Иван ухватился за второй гуж.
—   Тьфу ты, господи Исусе! В телегу, дурак! Кто в та­рантасах свиней возит!
—   За фершалом велено.
—   Какой фершал? К ветелинару гони!
—   Молодица плоха, Федор Елизарыч.
—    Запрягай в телегу, тебе сказано!
Обессилевшая свинья (o porco exausto) не сопротивлялась. Ее погрузили без особого труда. Иван распахнул ворота, взял вожжи. Исусик несколько успокоился и, провожая работника, упрекнул его (repreendeu-o):
— Тоже мне, «молодица»! Свинья-то супороса (a porca está coberta), пони­мать надо. Полегше вези, чтоб у меня без дури!
Красильничиха не отказала в услуге. Она решительно выпроводила из комнаты
Василия и Исусиху, осталась с больной одна и присела к постели.
— Занедужилось (ficaste doente), доченька? — мягко пропела она и по­гладила  Катерину по голове(afagou a cabeça de catarina) .
— Бывает, всяко случается в нашем бабьем деле. А ты успокойсь, перемогись, и все обернётся хорошо (aguenta e todo ficará bem). Главное — не бойсь, не страшись (não te amedrontes). Страх-то в хворости силу точит. (o temor da doença consome a força)
Бережная ласка  (a carícia solícita) тётки Олены тронула Катерину. Она посмотрела на старуху с тоской и безмолвной жалобой (queixume silencioso). А та осторожно придвинулась к ней, стала тихонько погла­живать по животу. (passar a mão pela barriga)
И вдруг что-то ворохнулось под сердцем. (algo se moveu sob o coração) Катерина по­чувствовала другую жизнь внутри себя и замерла.
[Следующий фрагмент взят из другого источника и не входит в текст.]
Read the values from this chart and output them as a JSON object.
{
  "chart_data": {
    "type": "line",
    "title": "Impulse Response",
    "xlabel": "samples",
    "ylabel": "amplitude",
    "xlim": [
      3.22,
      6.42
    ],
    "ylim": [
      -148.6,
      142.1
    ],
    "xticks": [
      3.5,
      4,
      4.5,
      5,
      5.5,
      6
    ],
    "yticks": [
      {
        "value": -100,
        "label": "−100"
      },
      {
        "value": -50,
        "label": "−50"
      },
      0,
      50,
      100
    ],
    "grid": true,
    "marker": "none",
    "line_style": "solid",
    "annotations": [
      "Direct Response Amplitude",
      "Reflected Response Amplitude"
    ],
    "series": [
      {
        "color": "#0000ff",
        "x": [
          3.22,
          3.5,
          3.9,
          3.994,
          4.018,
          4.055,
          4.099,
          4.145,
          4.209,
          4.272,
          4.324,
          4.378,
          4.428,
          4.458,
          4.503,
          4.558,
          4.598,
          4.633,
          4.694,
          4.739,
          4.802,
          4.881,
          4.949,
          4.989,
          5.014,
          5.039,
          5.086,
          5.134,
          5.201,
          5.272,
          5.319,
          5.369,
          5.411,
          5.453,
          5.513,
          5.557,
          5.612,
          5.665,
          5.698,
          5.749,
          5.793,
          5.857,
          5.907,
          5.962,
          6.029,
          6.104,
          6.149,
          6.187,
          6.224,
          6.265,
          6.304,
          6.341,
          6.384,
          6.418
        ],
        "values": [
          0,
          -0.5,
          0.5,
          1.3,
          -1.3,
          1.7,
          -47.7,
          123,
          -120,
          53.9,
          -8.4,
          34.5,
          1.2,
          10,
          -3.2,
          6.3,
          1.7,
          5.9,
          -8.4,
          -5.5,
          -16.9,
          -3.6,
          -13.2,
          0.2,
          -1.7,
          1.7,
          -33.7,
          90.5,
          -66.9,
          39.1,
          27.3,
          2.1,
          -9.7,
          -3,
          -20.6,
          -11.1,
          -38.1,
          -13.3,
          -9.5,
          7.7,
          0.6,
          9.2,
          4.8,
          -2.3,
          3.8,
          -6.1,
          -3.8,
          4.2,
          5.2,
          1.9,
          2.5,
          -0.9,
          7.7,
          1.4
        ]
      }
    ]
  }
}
По все­му телу прокатилось приятное тепло. Любовь и жалость охватили ее. Катерина заплакала.
— Поплачь, милая, пореви: в бабьем царстве и слезы — лекарство. Они омывают боль и горюшко, слезы-то, — при­говаривала тетка Олена, а сама все гладила и осторожно прощупывала теплой ласковой рукой (palpava com a mão quente e carinhosa).
— На паренька при­меты складываются, Катеринушка. Удачлива ты, бабонь­ка (és afortunada, mulherzinha). Потому они, мужики-то, любят, ежели сразу сыночком одаришь.
— Тетка Олена, не гладь больше: отпустило ( afrouxou). Посиди возле меня запросто (sem cerimónia): с тобой легко, — попросила Катерина.
В слабом голосе ее чувствовались и благодарность к доброй старухе, и крепнущая воля к жизни (uma vontade mais forte de viver).